No, it is not tradition. Pluto is a planet according to the geophysical planet definition, which many planetary scientists prefer over the dynamical one. The geophysical planet definition classifies objects first and foremost by their intrinsic properties rather than by their location. Pluto is large enough and massive enough to be rounded by its own gravity, a state known as hydrostatic equilibrium, which is what makes it a planet.

Parthenope is far too small to be in hydrostatic equilibrium while Pallas, like Vesta, is a borderline case. Both Pallas and Vesta, being close to hydrostatic equilibrium, should have their own, intermediate category between asteroid and dwarf planet, such as proto-planet or sub-dwarf planet. I would like to see a mission like Dawn visit Pallas to compare it with Vesta.

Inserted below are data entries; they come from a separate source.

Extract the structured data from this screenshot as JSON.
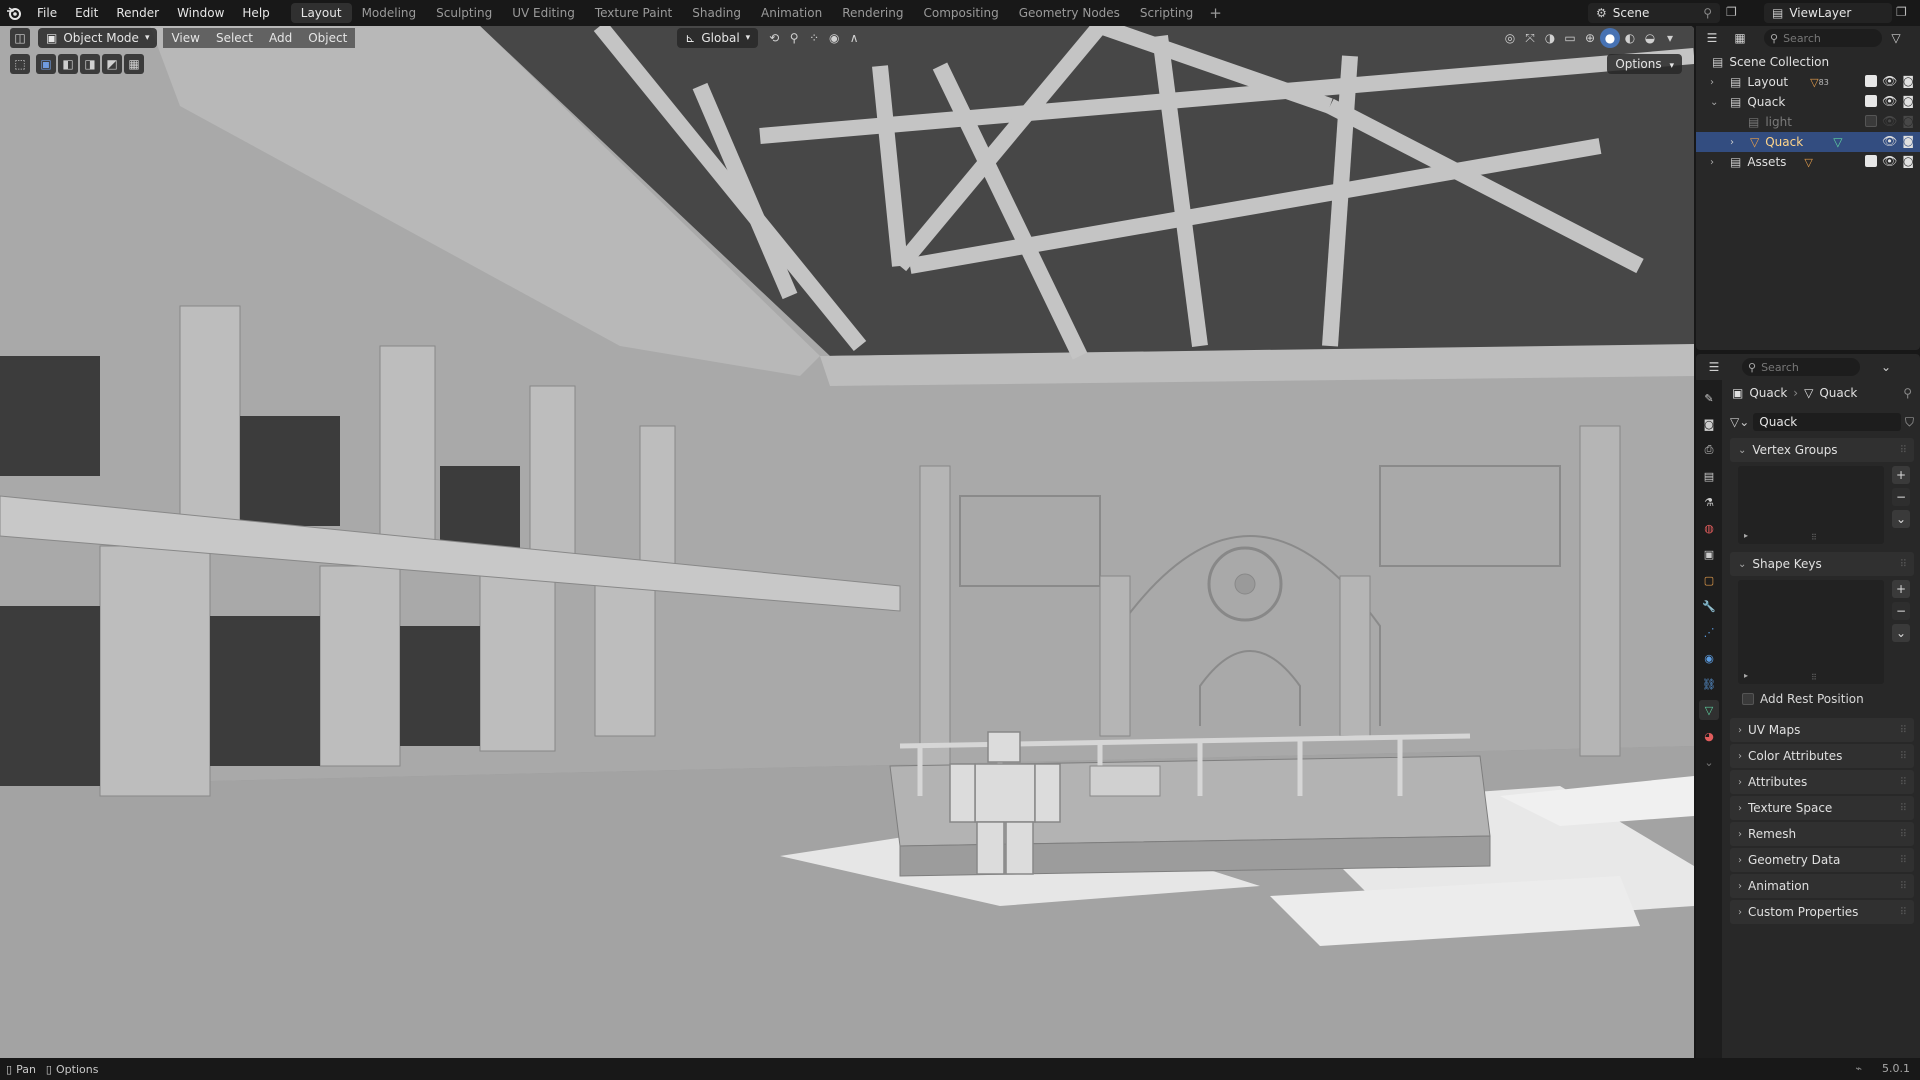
{
  "menu": [
    "File",
    "Edit",
    "Render",
    "Window",
    "Help"
  ],
  "workspaces": [
    "Layout",
    "Modeling",
    "Sculpting",
    "UV Editing",
    "Texture Paint",
    "Shading",
    "Animation",
    "Rendering",
    "Compositing",
    "Geometry Nodes",
    "Scripting"
  ],
  "active_workspace": "Layout",
  "scene_name": "Scene",
  "view_layer": "ViewLayer",
  "viewport": {
    "mode": "Object Mode",
    "menus": [
      "View",
      "Select",
      "Add",
      "Object"
    ],
    "transform_orientation": "Global",
    "options_label": "Options"
  },
  "outliner": {
    "search_placeholder": "Search",
    "root": "Scene Collection",
    "rows": [
      {
        "label": "Layout"
      },
      {
        "label": "Quack"
      },
      {
        "label": "light"
      },
      {
        "label": "Quack"
      },
      {
        "label": "Assets"
      }
    ],
    "badge_layout": "83"
  },
  "properties": {
    "search_placeholder": "Search",
    "breadcrumb_object": "Quack",
    "breadcrumb_data": "Quack",
    "mesh_name": "Quack",
    "panels": {
      "vertex_groups": "Vertex Groups",
      "shape_keys": "Shape Keys",
      "add_rest_position": "Add Rest Position",
      "uv_maps": "UV Maps",
      "color_attributes": "Color Attributes",
      "attributes": "Attributes",
      "texture_space": "Texture Space",
      "remesh": "Remesh",
      "geometry_data": "Geometry Data",
      "animation": "Animation",
      "custom_properties": "Custom Properties"
    }
  },
  "statusbar": {
    "pan": "Pan",
    "options": "Options",
    "version": "5.0.1"
  },
  "colors": {
    "accent_blue": "#4772b3",
    "selected_row": "#334d80",
    "header_bg": "#181818",
    "panel_bg": "#282828"
  }
}
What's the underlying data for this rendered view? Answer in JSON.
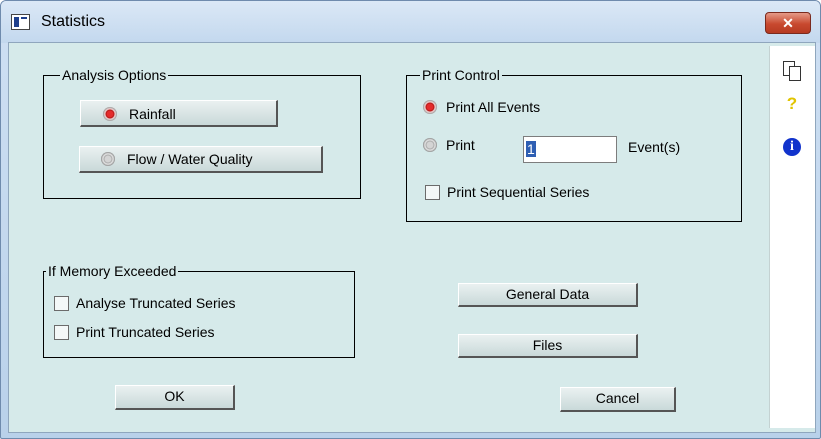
{
  "window": {
    "title": "Statistics",
    "close_glyph": "✕"
  },
  "analysis_options": {
    "label": "Analysis Options",
    "rainfall_label": "Rainfall",
    "flow_label": "Flow / Water Quality",
    "selected": "Rainfall"
  },
  "print_control": {
    "label": "Print Control",
    "print_all_label": "Print All Events",
    "print_label": "Print",
    "events_value": "1",
    "events_suffix": "Event(s)",
    "sequential_label": "Print Sequential Series",
    "sequential_checked": false,
    "selected": "Print All Events"
  },
  "memory": {
    "label": "If Memory Exceeded",
    "analyse_label": "Analyse Truncated Series",
    "analyse_checked": false,
    "print_label": "Print Truncated Series",
    "print_checked": false
  },
  "buttons": {
    "general_data": "General Data",
    "files": "Files",
    "ok": "OK",
    "cancel": "Cancel"
  },
  "side_toolbar": {
    "icons": [
      "copy-icon",
      "help-icon",
      "info-icon"
    ],
    "help_glyph": "?",
    "info_glyph": "i"
  }
}
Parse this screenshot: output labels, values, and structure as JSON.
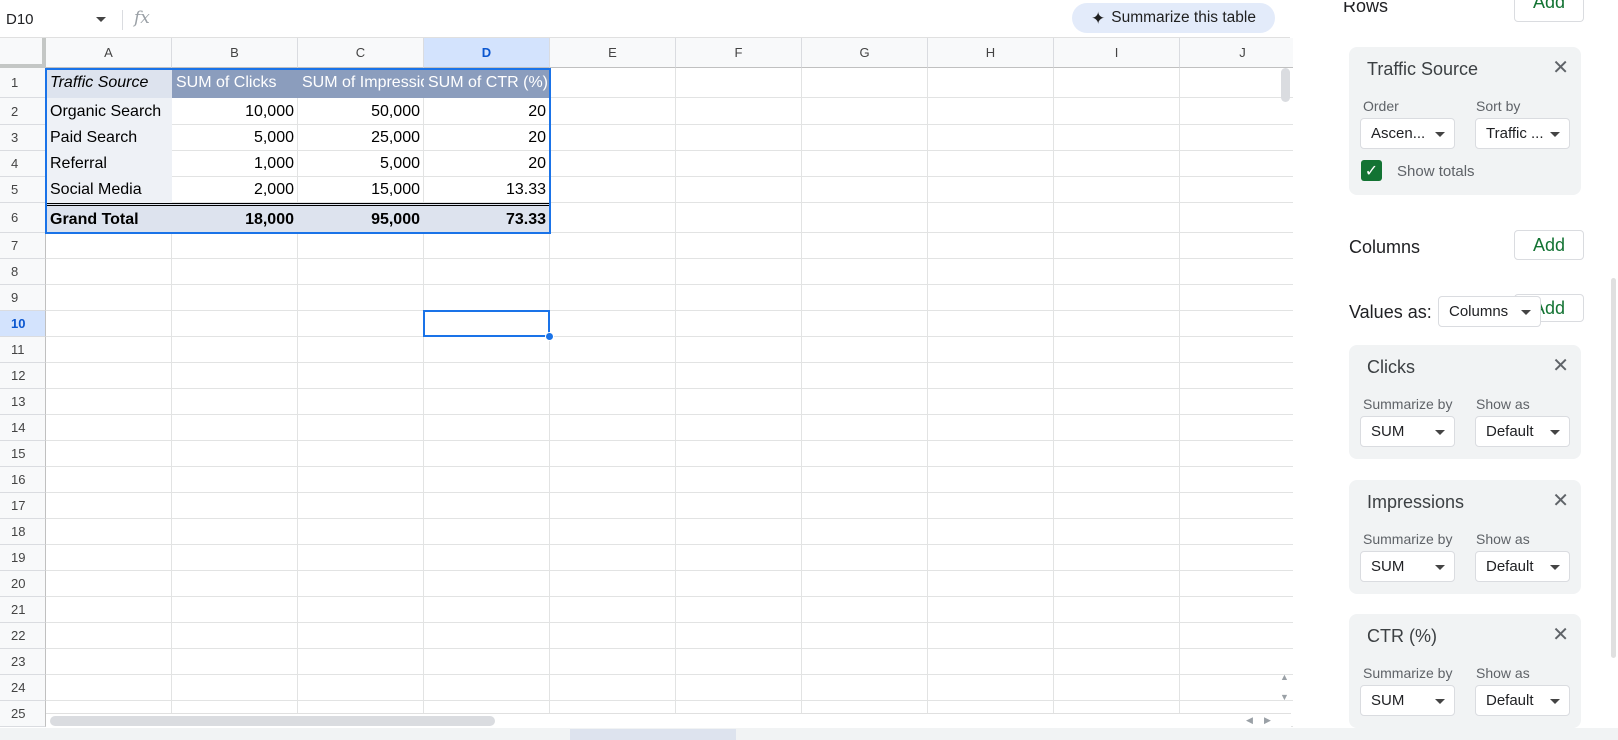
{
  "formula_bar": {
    "name_box": "D10",
    "fx_label": "fx",
    "summarize_button": "Summarize this table",
    "sparkle_icon": "✦"
  },
  "grid": {
    "columns": [
      "A",
      "B",
      "C",
      "D",
      "E",
      "F",
      "G",
      "H",
      "I",
      "J"
    ],
    "selected_column": "D",
    "rows": [
      "1",
      "2",
      "3",
      "4",
      "5",
      "6",
      "7",
      "8",
      "9",
      "10",
      "11",
      "12",
      "13",
      "14",
      "15",
      "16",
      "17",
      "18",
      "19",
      "20",
      "21",
      "22",
      "23",
      "24",
      "25"
    ],
    "selected_row": "10",
    "pivot": {
      "headers": [
        "Traffic Source",
        "SUM of Clicks",
        "SUM of Impressions",
        "SUM of CTR (%)"
      ],
      "rows": [
        {
          "label": "Organic Search",
          "clicks": "10,000",
          "impressions": "50,000",
          "ctr": "20"
        },
        {
          "label": "Paid Search",
          "clicks": "5,000",
          "impressions": "25,000",
          "ctr": "20"
        },
        {
          "label": "Referral",
          "clicks": "1,000",
          "impressions": "5,000",
          "ctr": "20"
        },
        {
          "label": "Social Media",
          "clicks": "2,000",
          "impressions": "15,000",
          "ctr": "13.33"
        }
      ],
      "total": {
        "label": "Grand Total",
        "clicks": "18,000",
        "impressions": "95,000",
        "ctr": "73.33"
      }
    }
  },
  "panel": {
    "rows_title": "Rows",
    "add_label": "Add",
    "rows_field": {
      "title": "Traffic Source",
      "order_label": "Order",
      "order_value": "Ascen...",
      "sort_by_label": "Sort by",
      "sort_by_value": "Traffic ...",
      "show_totals_label": "Show totals",
      "show_totals_checked": true
    },
    "columns_title": "Columns",
    "values_as_label": "Values as:",
    "values_as_value": "Columns",
    "value_fields": [
      {
        "title": "Clicks",
        "summarize_label": "Summarize by",
        "summarize_value": "SUM",
        "show_as_label": "Show as",
        "show_as_value": "Default"
      },
      {
        "title": "Impressions",
        "summarize_label": "Summarize by",
        "summarize_value": "SUM",
        "show_as_label": "Show as",
        "show_as_value": "Default"
      },
      {
        "title": "CTR (%)",
        "summarize_label": "Summarize by",
        "summarize_value": "SUM",
        "show_as_label": "Show as",
        "show_as_value": "Default"
      }
    ]
  },
  "colors": {
    "accent": "#1a73e8",
    "pivot_header": "#8b9dbd",
    "pivot_light": "#dde3ee",
    "add_green": "#137333"
  }
}
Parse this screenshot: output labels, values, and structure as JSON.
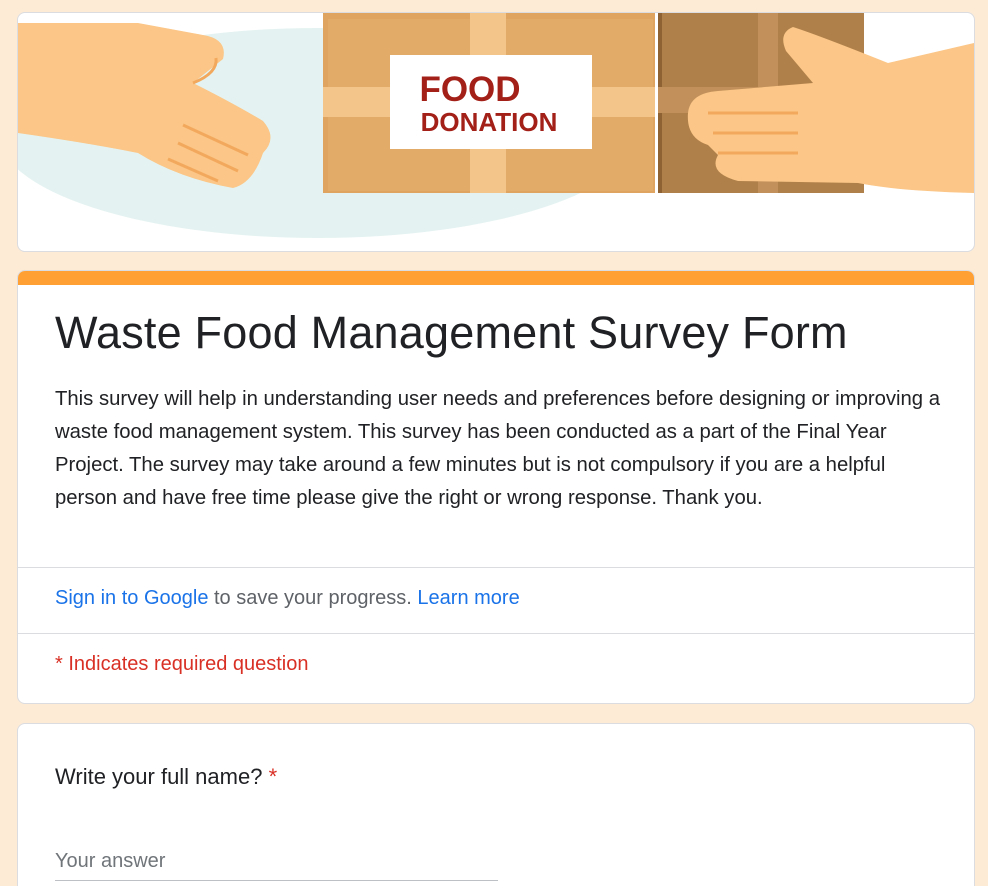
{
  "banner": {
    "line1": "FOOD",
    "line2": "DONATION"
  },
  "form": {
    "title": "Waste Food Management Survey Form",
    "description": "This survey will help in understanding user needs and preferences before designing or improving a waste food management system. This survey has been conducted as a part of the Final Year Project. The survey may take around a few minutes but is not compulsory if you are a helpful person and have free time please give the right or wrong response. Thank you."
  },
  "signin": {
    "link_text": "Sign in to Google",
    "middle_text": " to save your progress. ",
    "learn_more": "Learn more"
  },
  "required_note": "* Indicates required question",
  "question1": {
    "title": "Write your full name?",
    "required_mark": "*",
    "placeholder": "Your answer"
  },
  "colors": {
    "accent": "#ffa034",
    "link": "#1a73e8",
    "required": "#d93025",
    "background": "#fdebd6"
  }
}
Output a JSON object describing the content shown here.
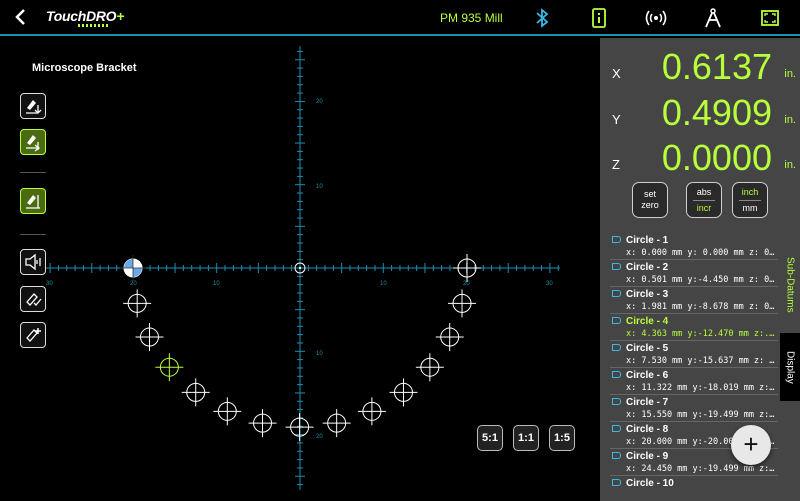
{
  "app": {
    "logo_main": "TouchDRO",
    "logo_plus": "+",
    "machine_name": "PM 935 Mill"
  },
  "toolbar": {
    "icons": [
      "back-icon",
      "bluetooth-icon",
      "info-icon",
      "wireless-icon",
      "compass-icon",
      "fullscreen-icon"
    ]
  },
  "job": {
    "title": "Microscope Bracket"
  },
  "axes": [
    {
      "label": "X",
      "value": "0.6137",
      "unit": "in."
    },
    {
      "label": "Y",
      "value": "0.4909",
      "unit": "in."
    },
    {
      "label": "Z",
      "value": "0.0000",
      "unit": "in."
    }
  ],
  "buttons": {
    "set_zero_1": "set",
    "set_zero_2": "zero",
    "abs": "abs",
    "incr": "incr",
    "inch": "inch",
    "mm": "mm"
  },
  "zoom": [
    "5:1",
    "1:1",
    "1:5"
  ],
  "tabs": {
    "sub_datums": "Sub-Datums",
    "display": "Display"
  },
  "fab": "+",
  "grid_labels": {
    "y_top": "20",
    "y_mid": "10",
    "y_low": "10",
    "y_bot": "20",
    "x_l30": "30",
    "x_l20": "20",
    "x_l10": "10",
    "x_r10": "10",
    "x_r20": "20",
    "x_r30": "30"
  },
  "colors": {
    "accent_green": "#b8ff3c",
    "axis_blue": "#1d8fb3",
    "panel_gray": "#454545"
  },
  "datums": [
    {
      "name": "Circle - 1",
      "coords": "x: 0.000 mm y: 0.000 mm z: 0..."
    },
    {
      "name": "Circle - 2",
      "coords": "x: 0.501 mm y:-4.450 mm z: 0..."
    },
    {
      "name": "Circle - 3",
      "coords": "x: 1.981 mm y:-8.678 mm z: 0..."
    },
    {
      "name": "Circle - 4",
      "coords": "x: 4.363 mm y:-12.470 mm z:..."
    },
    {
      "name": "Circle - 5",
      "coords": "x: 7.530 mm y:-15.637 mm z: ..."
    },
    {
      "name": "Circle - 6",
      "coords": "x: 11.322 mm y:-18.019 mm z:..."
    },
    {
      "name": "Circle - 7",
      "coords": "x: 15.550 mm y:-19.499 mm z:..."
    },
    {
      "name": "Circle - 8",
      "coords": "x: 20.000 mm y:-20.000 mm z:..."
    },
    {
      "name": "Circle - 9",
      "coords": "x: 24.450 mm y:-19.499 mm z:..."
    },
    {
      "name": "Circle - 10",
      "coords": ""
    }
  ]
}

Ceres is not an asteroid, as it clearly IS in hydrostatic equilibrium. Calling it the "first of the asteroids" was a 19th century position. At the time, telescopes of the day could not resolve Ceres into a disk, so no one knew that unlike the other objects between Mars and Jupiter, it is spherical and therefore has the same complexity as the larger terrestrial planets. Today, we know that not only is Ceres round; it also may very well have a subsurface ocean that could potentially host microbial life.

The same is true for Pluto. It is a small planet. New Horizons has shown it to have a degree of geological and atmospheric complexity greater than that of Mars. It too may have a subsurface ocean. Like Alan Stern, I see no use for the term "Plutoids." Pluto is in no way like the majority of the tiny KBOs beyond Neptune, and it makes no scientific sense to blur the distinction between two very different types of objects. Asteroids and most tiny KBOs are loosely held together rubble piles. Ceres and Pluto are nothing like them.

I cannot "be happy" for a poor definition that fails to acknowledge the important difference between two very different types of objects simply because of the objects' locations.